As their main providers for nutrition, parents can make simple changes towards their health for them and their family. Due to the absence of physical activity in overweight and obese children, parents can inspire their children to become active. Because parents are significant role models in their children’s lives, they too need to be physically active with their children. Even if parent’s finances play a role in children not being able to participate in sports team, they could always take the family to the park or a close field to kick a ball around or play catch.

Parents can play sports or other activities such as soccer, flag football, hide-and-go-seek, tag, bicycling and various forms of physical activity for all ages of children. Parents can even take their children out for walks around their neighborhood, go jogging with their children, or take the whole family to a local city swimming pool during the summer. There are countless ways for parents and children to be physically active without having to pay a penny, even when there is nothing to participate in the community.

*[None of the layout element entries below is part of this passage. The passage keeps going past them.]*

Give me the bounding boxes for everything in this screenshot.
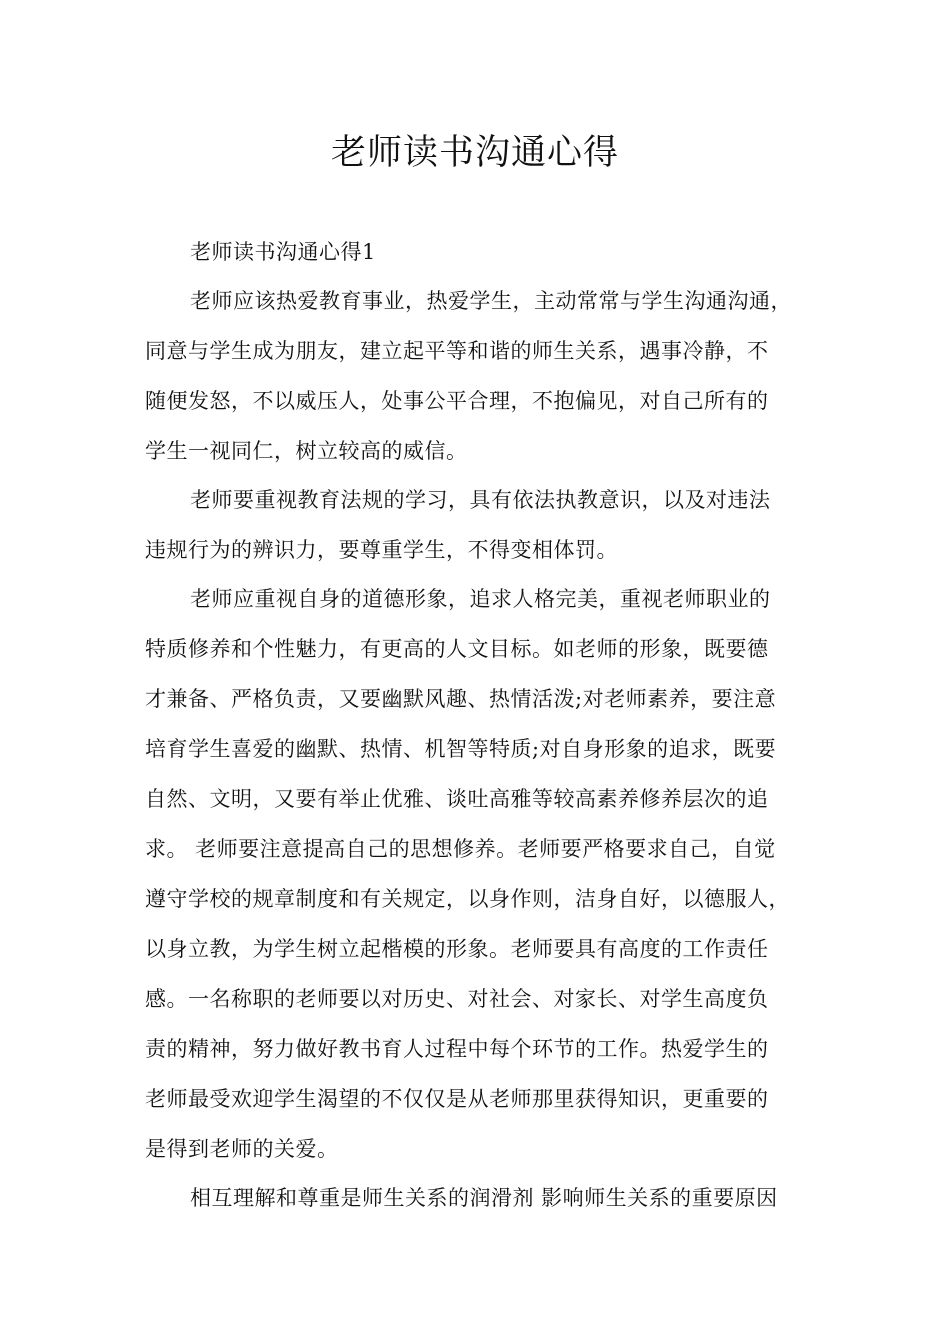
paragraph-1-line-4: 学生一视同仁，树立较高的威信。 xyxy=(145,439,468,463)
section-heading: 老师读书沟通心得1 xyxy=(190,240,376,264)
paragraph-3-line-3: 才兼备、严格负责，又要幽默风趣、热情活泼;对老师素养，要注意 xyxy=(145,687,777,711)
paragraph-3-line-10: 责的精神，努力做好教书育人过程中每个环节的工作。热爱学生的 xyxy=(145,1037,769,1061)
paragraph-3-line-12: 是得到老师的关爱。 xyxy=(145,1137,339,1161)
paragraph-1-line-3: 随便发怒，不以威压人，处事公平合理，不抱偏见，对自己所有的 xyxy=(145,389,769,413)
paragraph-3-line-8: 以身立教，为学生树立起楷模的形象。老师要具有高度的工作责任 xyxy=(145,937,769,961)
paragraph-4-line-1: 相互理解和尊重是师生关系的润滑剂 影响师生关系的重要原因 xyxy=(190,1186,778,1210)
paragraph-3-line-11: 老师最受欢迎学生渴望的不仅仅是从老师那里获得知识，更重要的 xyxy=(145,1087,769,1111)
paragraph-1-line-1: 老师应该热爱教育事业，热爱学生，主动常常与学生沟通沟通， xyxy=(190,289,792,313)
paragraph-2-line-1: 老师要重视教育法规的学习，具有依法执教意识，以及对违法 xyxy=(190,488,771,512)
paragraph-3-line-2: 特质修养和个性魅力，有更高的人文目标。如老师的形象，既要德 xyxy=(145,637,769,661)
paragraph-3-line-5: 自然、文明，又要有举止优雅、谈吐高雅等较高素养修养层次的追 xyxy=(145,787,769,811)
document-title: 老师读书沟通心得 xyxy=(330,133,619,173)
paragraph-1-line-2: 同意与学生成为朋友，建立起平等和谐的师生关系，遇事冷静，不 xyxy=(145,339,769,363)
paragraph-3-line-4: 培育学生喜爱的幽默、热情、机智等特质;对自身形象的追求，既要 xyxy=(145,737,777,761)
paragraph-3-line-6: 求。 老师要注意提高自己的思想修养。老师要严格要求自己，自觉 xyxy=(145,837,776,861)
paragraph-3-line-1: 老师应重视自身的道德形象，追求人格完美，重视老师职业的 xyxy=(190,587,771,611)
paragraph-2-line-2: 违规行为的辨识力，要尊重学生，不得变相体罚。 xyxy=(145,538,618,562)
paragraph-3-line-7: 遵守学校的规章制度和有关规定，以身作则，洁身自好，以德服人， xyxy=(145,887,790,911)
paragraph-3-line-9: 感。一名称职的老师要以对历史、对社会、对家长、对学生高度负 xyxy=(145,987,769,1011)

Having physically active parents enhances a child’s motivation to be active themselves. Parents are not always to blame when their children are either overweight or obese, sometimes it is due to genetics or a medical disorder, and many times low income families are unable to get the medical attention they need for their children because of how much money it cost. Between the years of 1999 and 2005, the average medical care costs for children suffering from obesity rose from $125. 9 million to $237. million (Weitzman, Michael). Medical costs might be easy to pay for those who have medical insurance or can fork out the money, but those who do not; often times get left untreated unless assisted by the government. There are government assisted medical aids that low income families can receive such as Medicaid. Medicaid provides health coverage for over fifty million children, covering preventative care, immunizations, screening and treatment of health conditions, doctor and hospital visits.

All States provide Medicaid to infants and children under age 6 with family incomes up to 133% of the federal poverty level ($29,725 for a family of four in 2011) (What is Medicaid? ). With the help of Medicaid all children are able to be treated and receive the necessary treatments to help relieve them of living with such a disease as obesity. There are countless numbers of people who resort to having no medical insurance, no money to pay for doctor visits, and when in dire need of assistance either self medicate or enter the hospital through the emergency room racking up a big bill.

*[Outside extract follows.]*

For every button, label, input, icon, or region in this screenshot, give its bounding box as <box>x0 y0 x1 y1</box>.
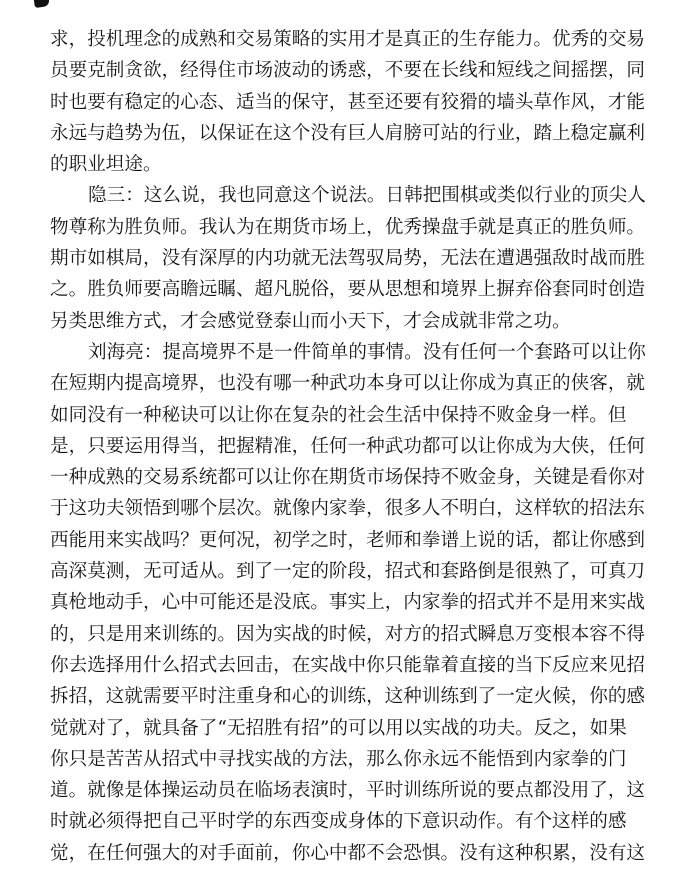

Although there is aid out there for medical assistance, many people do not know about their helpful resources. Childhood obesity will continue to rise and be a problem in America, but with the correct knowledge to prevent obesity and learning to be more physical, no matter how much income has played a role in the disease; many children can live a healthier life. There are many answers to determine why childhood obesity continues to rise, but there is one in particular that many people find interesting, and that is household income level.

It’s unfortunate to know that people in America are suffering from health issues. There have always been rumors about America and how Americans are just getting bigger, fatter, and how unhealthy we have become, but it is time to put an end to the everlasting problem of obesity. Times are changing, ghetto’s are getting cleaned up and safer to live in, they mine as well not be called “ghetto” any longer, the economy is finally making a comeback from its fall, people are starting to find jobs, the world is “going green,” it is about time everyone starts living a healthier life.